5.3.2. VPCs, Subnets, and Network Security for ML
💡 First Principle: By default, SageMaker training jobs and endpoints communicate over the public internet. This is convenient for development but unacceptable for production ML systems handling sensitive data. Running SageMaker in VPC mode ensures all traffic stays within your private network, preventing data exfiltration and reducing the attack surface.
When you configure SageMaker to run in VPC mode, training jobs and endpoints launch inside your VPC's subnets. This means they can access private resources (databases, internal APIs) and are governed by your security groups and network ACLs. However, VPC mode also means SageMaker components can no longer reach the public internet by default—which is necessary for downloading packages, pushing logs to CloudWatch, or accessing S3.
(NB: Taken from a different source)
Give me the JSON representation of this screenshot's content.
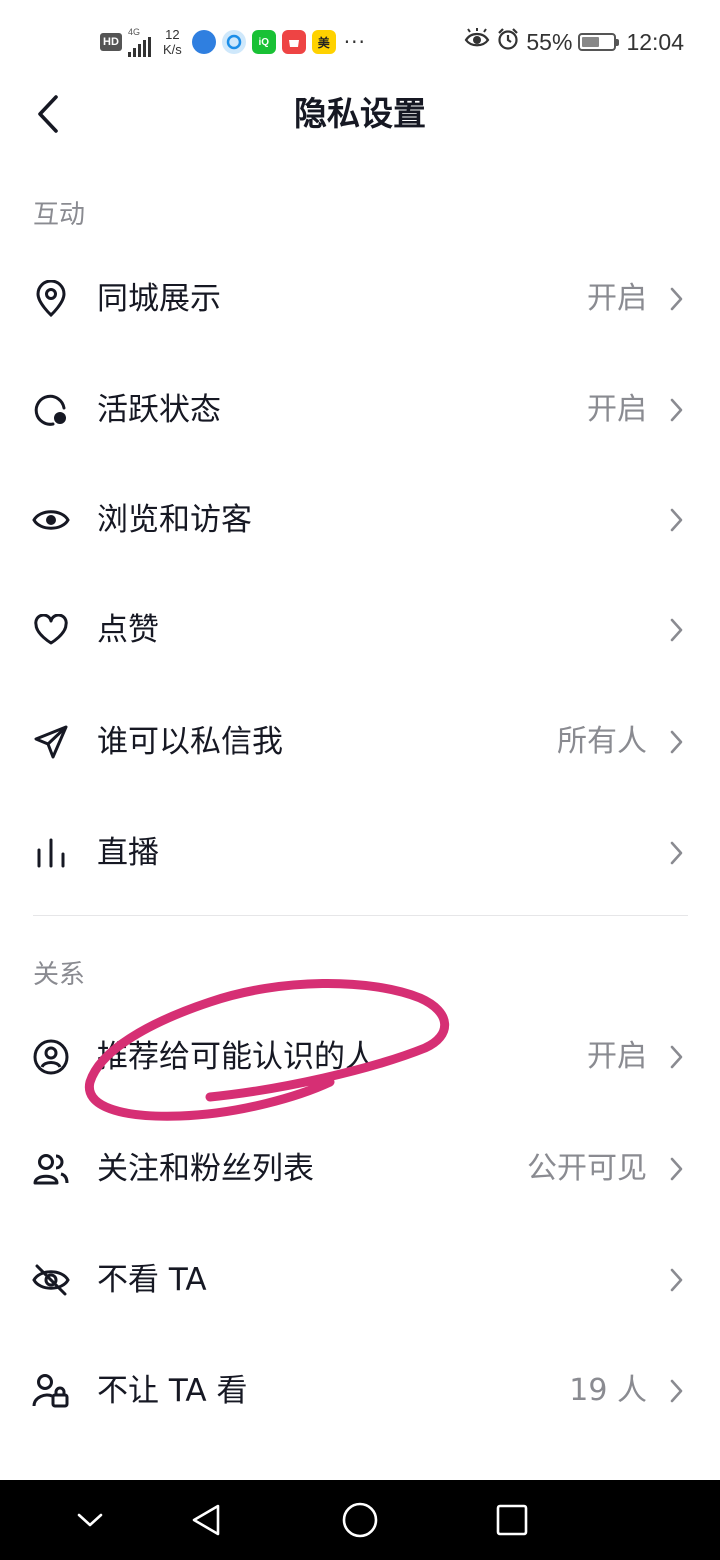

To resolve this, you configure VPC endpoints (AWS PrivateLink) that provide private connectivity to AWS services without traversing the internet:
Network isolation goes one step further than VPC mode. When enabled, SageMaker containers cannot make any outbound network calls—not even to other AWS services. All data must be pre-loaded into the container. This is the most restrictive option and is used when regulations require absolute certainty that training data cannot leave the environment.
| Security Level | Configuration | Can Access Internet | Can Access AWS Services | Use When |
|---|---|---|---|---|
| Default | No VPC config | ✅ | ✅ | Development, non-sensitive data |
| VPC Mode | VPC + subnets + security groups | ❌ (unless NAT) | ✅ (via VPC endpoints) | Production with sensitive data |
| Network Isolation | VPC mode + enable_network_isolation=True | ❌ | ❌ | Regulated industries, highly sensitive data |
⚠️ Exam Trap: A question describing "ensuring SageMaker training data never leaves the private network" is testing VPC mode + network isolation, not encryption. Encryption protects data at rest and in transit—it doesn't prevent data from being sent to an external destination. Network controls prevent that.
Reflection Question: A healthcare company processing PHI wants to train a model using SageMaker. Regulations require that training data never traverse the public internet and that containers cannot make outbound calls. What configuration achieves this, and which VPC endpoints are required?